Partial derivatives are a fundamental concept in calculus and are especially useful when we are working with functions of multiple variables. Imagine you have a 3D surface as a function of two variables, say \(x\) and \(y\). The partial derivative with respect to \(x\) tells us how the function is changing as \(x\) changes, while keeping \(y\) constant. Similarly, the partial derivative with respect to \(y\) gives the rate of change as \(y\) varies, with \(x\) held steady.Calculating partial derivatives involves taking the derivative with respect to one of the variables at a time:

• For \(f(x, y)=400-3x^{2}-4x+2xy-5y^{2}+48y\):
• The partial derivative with respect to \(x\) is \(-6x + 2y - 4\).
• The partial derivative with respect to \(y\) is \(2x - 10y + 48\).
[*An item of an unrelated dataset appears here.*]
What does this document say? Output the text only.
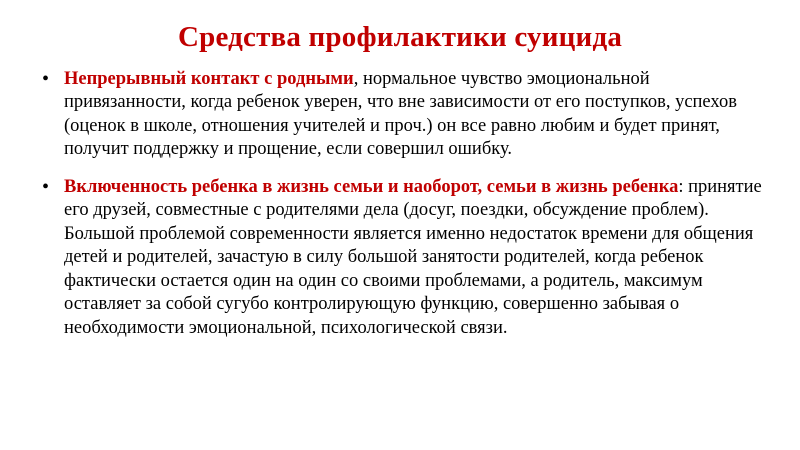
Средства профилактики суицида
• Непрерывный контакт с родными, нормальное чувство эмоциональной привязанности, когда ребенок уверен, что вне зависимости от его поступков, успехов (оценок в школе, отношения учителей и проч.) он все равно любим и будет принят, получит поддержку и прощение, если совершил ошибку.
• Включенность ребенка в жизнь семьи и наоборот, семьи в жизнь ребенка: принятие его друзей, совместные с родителями дела (досуг, поездки, обсуждение проблем). Большой проблемой современности является именно недостаток времени для общения детей и родителей, зачастую в силу большой занятости родителей, когда ребенок фактически остается один на один со своими проблемами, а родитель, максимум оставляет за собой сугубо контролирующую функцию, совершенно забывая о необходимости эмоциональной, психологической связи.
These derivatives help us find critical points by setting them equal to zero, which locates where the slope is flat—that is where the function might have a local maximum, minimum, or saddle point.

The Hessian matrix is a square matrix of second-order partial derivatives that provides critical insight into the concavity and convexity of a function. In two-variable calculus, it's instrumental in determining the nature of critical points—a step beyond simply finding them.To construct a Hessian matrix for a function \(f(x, y)\):

• You find the second partial derivatives \(\frac{\partial^2 f}{\partial x^2}\), \(\frac{\partial^2 f}{\partial y^2}\), and \(\frac{\partial^2 f}{\partial x \partial y}\).

For example, given \(f(x, y)=400-3x^{2}-4x+2xy-5y^{2}+48y\), we calculate:

• \[ \frac{\partial^2 f}{\partial x^2} = -6 \]
• \[ \frac{\partial^2 f}{\partial y^2} = -10 \]
• \[ \frac{\partial^2 f}{\partial x \partial y} = 2 \]

Thus, the Hessian matrix \(H\) is:\[\begin{bmatrix}-6 & 2\ 2 & -10\end{bmatrix}\] which helps determine if a critical point is a local extremum or a saddle point by examining its determinant.

Understanding what a local maximum is helps us comprehend the significance of critical points. A local maximum is a point where the function takes a peak value compared to nearby points. It’s like a small hill in a landscape where the top is higher than any immediate surroundings.To determine if a critical point is a local maximum when functions involve several variables, the Hessian matrix is utilized:

• Calculate the determinant \(D\) of the Hessian matrix.
• If \(D > 0\) and the second partial derivative \(\frac{\partial^2 f}{\partial x^2} < 0\), it is classified as a local maximum.

In this exercise, at critical point \((1, 5)\), the determinant \(D = 56 > 0\) and \(\frac{\partial^2 f}{\partial x^2} = -6 < 0\), confirming it as a local maximum. This means at \((1, 5)\), the function \(f(x, y)\) achieves a maximum within a small neighborhood of \((x, y)\).

Systems of equations are essential for solving problems involving multiple unknowns, especially in calculus when searching for critical points using state-of-the-art mathematical tools like partial derivatives. They look intimidating, but they are just sets of equations solved together.For a function \(f(x, y)\), after computing the partial derivatives, we set them to zero to form a system of equations to find critical points. For example:

• \(-6x + 2y - 4 = 0\)
• \(2x - 10y + 48 = 0\)

By solving these equations, we find the values of \(x\) and \(y\) that make both partial derivatives zero, indicating flatness on the surface—potential critical points. Substitute one equation into the other: solve the first equation for \(y\), plug it into the second and solve for \(x\).This results in \((x,y)=(1,5)\) as a solution, revealing the critical point crucial in analyzing the function's behavior. By learning this, you enable yourself to explore many interesting applications in mathematics and the sciences.